Introduction
Introduction Statistics Contact Development Disclaimer Help
# taz.de -- Basisdemokratie bei den Grünen: Grüne bald in Reih und Glied?
> Auf dem Parteitag will der Bundesvorstand die Hürden zur Mitbestimmung in
> der Basis erhöhen. Dagegen regt sich Widerstand.
Bild: Wird neu gewählt: der sechsköpfige Bundesvorstand der Grünen, 2019
Berlin taz | Karl-Wilhelm Koch ist wieder dabei, na klar. Der Pensionär aus
der Vulkaneifel hat seit seinem Debüt 1998 kaum einen Grünen-Parteitag
verpasst. Von der Basis aus reicht er zuverlässig seine Anträge ein,
diesmal unter anderem einen für Frieden mit Russland, einen zu Atomwaffen
in Deutschland und, als Unterstützer, einen gegen die Bewaffnung von
Bundeswehrdrohnen noch in dieser Legislaturperiode.

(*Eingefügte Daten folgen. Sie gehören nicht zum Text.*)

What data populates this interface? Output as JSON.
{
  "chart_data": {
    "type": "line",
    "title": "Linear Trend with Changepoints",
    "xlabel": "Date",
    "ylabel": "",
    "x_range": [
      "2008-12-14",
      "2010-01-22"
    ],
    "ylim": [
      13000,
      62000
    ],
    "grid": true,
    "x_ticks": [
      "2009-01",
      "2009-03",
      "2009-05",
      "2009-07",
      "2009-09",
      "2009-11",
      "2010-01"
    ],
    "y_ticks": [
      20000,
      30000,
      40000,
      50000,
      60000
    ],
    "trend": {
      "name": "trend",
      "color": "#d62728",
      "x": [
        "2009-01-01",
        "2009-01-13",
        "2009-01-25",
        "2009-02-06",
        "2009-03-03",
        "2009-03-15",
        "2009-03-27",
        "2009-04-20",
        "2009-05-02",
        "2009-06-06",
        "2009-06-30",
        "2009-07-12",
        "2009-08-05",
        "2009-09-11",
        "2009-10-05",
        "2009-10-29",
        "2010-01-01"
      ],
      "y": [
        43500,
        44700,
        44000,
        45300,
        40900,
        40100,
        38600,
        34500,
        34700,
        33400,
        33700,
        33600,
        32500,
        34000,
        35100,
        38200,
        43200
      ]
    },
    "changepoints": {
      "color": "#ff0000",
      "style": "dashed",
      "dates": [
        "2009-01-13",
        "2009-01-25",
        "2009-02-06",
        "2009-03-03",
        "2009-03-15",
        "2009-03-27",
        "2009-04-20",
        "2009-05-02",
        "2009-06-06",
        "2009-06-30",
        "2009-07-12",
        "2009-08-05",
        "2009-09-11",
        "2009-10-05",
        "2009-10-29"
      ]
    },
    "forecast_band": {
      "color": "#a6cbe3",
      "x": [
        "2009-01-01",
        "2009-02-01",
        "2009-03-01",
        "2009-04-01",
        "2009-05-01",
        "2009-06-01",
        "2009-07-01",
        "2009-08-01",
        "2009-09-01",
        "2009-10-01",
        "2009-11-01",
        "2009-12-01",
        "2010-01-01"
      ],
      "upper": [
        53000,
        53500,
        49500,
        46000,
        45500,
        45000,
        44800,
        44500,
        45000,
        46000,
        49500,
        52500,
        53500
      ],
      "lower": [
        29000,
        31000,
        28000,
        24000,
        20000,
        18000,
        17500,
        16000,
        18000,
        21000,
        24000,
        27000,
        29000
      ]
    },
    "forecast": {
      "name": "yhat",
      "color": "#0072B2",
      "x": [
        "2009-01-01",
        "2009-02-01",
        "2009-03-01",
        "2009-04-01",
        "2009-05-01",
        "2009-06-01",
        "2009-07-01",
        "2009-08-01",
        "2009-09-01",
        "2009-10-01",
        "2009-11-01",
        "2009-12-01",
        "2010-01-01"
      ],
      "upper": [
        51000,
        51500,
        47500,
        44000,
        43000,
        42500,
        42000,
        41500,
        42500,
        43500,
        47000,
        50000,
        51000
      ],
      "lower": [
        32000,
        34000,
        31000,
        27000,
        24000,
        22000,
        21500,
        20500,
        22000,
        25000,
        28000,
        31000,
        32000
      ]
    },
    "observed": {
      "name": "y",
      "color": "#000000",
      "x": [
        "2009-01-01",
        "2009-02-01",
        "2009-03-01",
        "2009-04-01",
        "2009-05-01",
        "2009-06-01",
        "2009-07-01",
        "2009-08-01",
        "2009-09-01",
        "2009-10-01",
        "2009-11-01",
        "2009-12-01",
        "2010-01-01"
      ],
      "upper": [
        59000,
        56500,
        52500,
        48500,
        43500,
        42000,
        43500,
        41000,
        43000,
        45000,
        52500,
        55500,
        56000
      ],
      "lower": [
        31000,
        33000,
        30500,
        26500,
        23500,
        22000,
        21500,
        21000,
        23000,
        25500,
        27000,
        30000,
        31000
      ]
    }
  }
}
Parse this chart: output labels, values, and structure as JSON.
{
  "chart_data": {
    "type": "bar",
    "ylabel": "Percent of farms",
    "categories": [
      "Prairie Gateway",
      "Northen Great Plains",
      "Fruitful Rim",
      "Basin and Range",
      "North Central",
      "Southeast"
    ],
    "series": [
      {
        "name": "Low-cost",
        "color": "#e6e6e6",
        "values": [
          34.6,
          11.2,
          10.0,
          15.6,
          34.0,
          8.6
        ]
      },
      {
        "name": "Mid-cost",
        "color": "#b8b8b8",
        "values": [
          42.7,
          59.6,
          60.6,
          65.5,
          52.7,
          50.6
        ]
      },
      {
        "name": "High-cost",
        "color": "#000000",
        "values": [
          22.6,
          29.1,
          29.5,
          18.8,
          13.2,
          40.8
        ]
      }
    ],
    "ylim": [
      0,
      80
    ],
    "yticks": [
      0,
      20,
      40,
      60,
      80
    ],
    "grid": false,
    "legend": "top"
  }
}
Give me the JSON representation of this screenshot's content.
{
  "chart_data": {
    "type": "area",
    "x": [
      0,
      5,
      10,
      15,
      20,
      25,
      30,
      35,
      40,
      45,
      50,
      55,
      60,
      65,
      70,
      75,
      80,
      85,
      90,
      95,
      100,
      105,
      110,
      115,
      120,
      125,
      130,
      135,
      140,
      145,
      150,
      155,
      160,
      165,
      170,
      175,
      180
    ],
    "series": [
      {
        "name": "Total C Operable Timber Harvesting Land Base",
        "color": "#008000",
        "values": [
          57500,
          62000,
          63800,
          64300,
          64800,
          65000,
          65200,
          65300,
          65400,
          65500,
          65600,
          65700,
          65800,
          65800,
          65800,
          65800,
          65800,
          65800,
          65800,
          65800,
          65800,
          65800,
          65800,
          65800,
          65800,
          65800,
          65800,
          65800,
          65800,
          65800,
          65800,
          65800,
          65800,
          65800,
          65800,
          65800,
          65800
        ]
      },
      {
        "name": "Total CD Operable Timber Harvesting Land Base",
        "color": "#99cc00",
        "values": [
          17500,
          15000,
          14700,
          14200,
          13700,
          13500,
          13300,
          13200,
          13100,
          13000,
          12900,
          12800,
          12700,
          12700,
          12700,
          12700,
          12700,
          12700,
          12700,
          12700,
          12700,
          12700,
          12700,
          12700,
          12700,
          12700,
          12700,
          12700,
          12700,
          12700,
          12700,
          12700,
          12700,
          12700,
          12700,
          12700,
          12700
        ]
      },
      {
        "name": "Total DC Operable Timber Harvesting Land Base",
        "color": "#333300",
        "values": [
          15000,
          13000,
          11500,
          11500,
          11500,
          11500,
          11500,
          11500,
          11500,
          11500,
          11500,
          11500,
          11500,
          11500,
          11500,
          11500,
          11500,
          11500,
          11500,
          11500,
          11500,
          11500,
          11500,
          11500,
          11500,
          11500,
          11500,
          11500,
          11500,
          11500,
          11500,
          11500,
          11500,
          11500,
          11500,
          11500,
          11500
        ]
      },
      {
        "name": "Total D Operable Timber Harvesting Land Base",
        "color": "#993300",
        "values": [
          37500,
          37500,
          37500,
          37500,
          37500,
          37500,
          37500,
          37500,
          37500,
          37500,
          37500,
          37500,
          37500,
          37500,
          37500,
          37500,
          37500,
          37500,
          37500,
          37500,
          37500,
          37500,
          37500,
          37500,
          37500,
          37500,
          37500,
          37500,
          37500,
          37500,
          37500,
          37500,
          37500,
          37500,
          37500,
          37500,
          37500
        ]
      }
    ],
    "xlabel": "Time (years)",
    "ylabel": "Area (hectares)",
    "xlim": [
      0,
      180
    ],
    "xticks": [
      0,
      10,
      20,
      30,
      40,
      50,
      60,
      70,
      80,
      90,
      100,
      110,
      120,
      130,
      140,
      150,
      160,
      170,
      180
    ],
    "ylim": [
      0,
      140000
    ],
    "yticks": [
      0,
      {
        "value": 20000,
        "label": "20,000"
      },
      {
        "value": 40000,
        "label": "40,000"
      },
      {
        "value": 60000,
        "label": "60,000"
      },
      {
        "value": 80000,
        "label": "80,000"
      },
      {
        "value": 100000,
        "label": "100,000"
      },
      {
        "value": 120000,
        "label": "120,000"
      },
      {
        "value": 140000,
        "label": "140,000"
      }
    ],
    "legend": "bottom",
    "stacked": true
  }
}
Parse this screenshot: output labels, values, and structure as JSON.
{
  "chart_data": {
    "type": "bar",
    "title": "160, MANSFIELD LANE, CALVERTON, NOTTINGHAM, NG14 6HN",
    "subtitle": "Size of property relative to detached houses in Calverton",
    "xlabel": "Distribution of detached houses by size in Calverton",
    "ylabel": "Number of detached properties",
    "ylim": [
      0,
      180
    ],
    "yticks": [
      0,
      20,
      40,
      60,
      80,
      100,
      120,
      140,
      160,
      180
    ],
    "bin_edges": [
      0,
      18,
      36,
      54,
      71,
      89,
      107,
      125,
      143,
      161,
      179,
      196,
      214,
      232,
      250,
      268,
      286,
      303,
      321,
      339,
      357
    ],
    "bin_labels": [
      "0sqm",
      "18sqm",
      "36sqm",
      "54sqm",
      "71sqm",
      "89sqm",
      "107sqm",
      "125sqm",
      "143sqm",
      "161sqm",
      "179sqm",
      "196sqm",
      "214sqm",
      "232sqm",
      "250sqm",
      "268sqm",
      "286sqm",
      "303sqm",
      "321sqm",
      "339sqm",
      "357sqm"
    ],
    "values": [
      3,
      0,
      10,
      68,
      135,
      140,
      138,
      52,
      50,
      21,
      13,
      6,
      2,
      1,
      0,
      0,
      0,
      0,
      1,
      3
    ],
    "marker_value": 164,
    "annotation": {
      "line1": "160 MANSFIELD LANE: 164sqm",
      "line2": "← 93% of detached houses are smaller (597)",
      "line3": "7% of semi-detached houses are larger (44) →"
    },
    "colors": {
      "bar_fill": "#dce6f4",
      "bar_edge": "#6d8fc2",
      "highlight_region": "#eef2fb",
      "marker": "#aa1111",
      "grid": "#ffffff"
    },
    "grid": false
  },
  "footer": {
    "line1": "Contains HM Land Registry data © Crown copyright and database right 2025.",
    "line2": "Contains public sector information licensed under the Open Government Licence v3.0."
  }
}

Wer weiß, vielleicht wird er zumindest mit der letzten Forderung Erfolg
haben. Im Sommer, bei der Aufstellung des Wahlprogramms, hatten sich die
Grünen für Kampfdrohnen geöffnet – bei der entscheidenden Abstimmung aber
nur mit einer hauchdünnen Mehrheit. Im Koalitionsvertrag ist die Bewaffnung
nun zwar vereinbart. Ein Beschluss des SPD-Parteitags von vergangenem
Dezember hat die Vereinbarung aber schon wieder infrage gestellt. Sollten
die Grünen-Delegierten jetzt folgen, hätte die Ampel keine zwei Monate nach
Amtsantritt den ersten Sand im Getriebe.
Würde, könnte, sollte: Natürlich kann es auch ganz anders kommen. Womöglich
läuft alles [1][im Sinne der Parteispitze] und die Delegierten lehnen den
Antrag ab. Darauf zählen kann aber niemand. Unberechenbarkeit macht
Grünen-Parteitage schließlich aus, früher regelmäßig, heute zumindest
gelegentlich.
Und in Zukunft? Geht es nach dem Bundesvorstand, dann wird es bei den
Grünen demnächst noch vorhersehbarer zugehen. Mit einer Satzungsänderung
will er die Zahl der Unterschriften vervielfachen, die ein Antrag braucht,
um überhaupt auf dem Parteitag behandelt zu werden. Für einfache Mitglieder
würde es schwieriger, eigene Themen zu setzen. „Ich sehe das als Versuch,
die Möglichkeiten der Mitbestimmung in der basisdemokratischen Partei ‚Die
Grünen‘ auszuschalten“, sagt Dauerantragsteller Koch.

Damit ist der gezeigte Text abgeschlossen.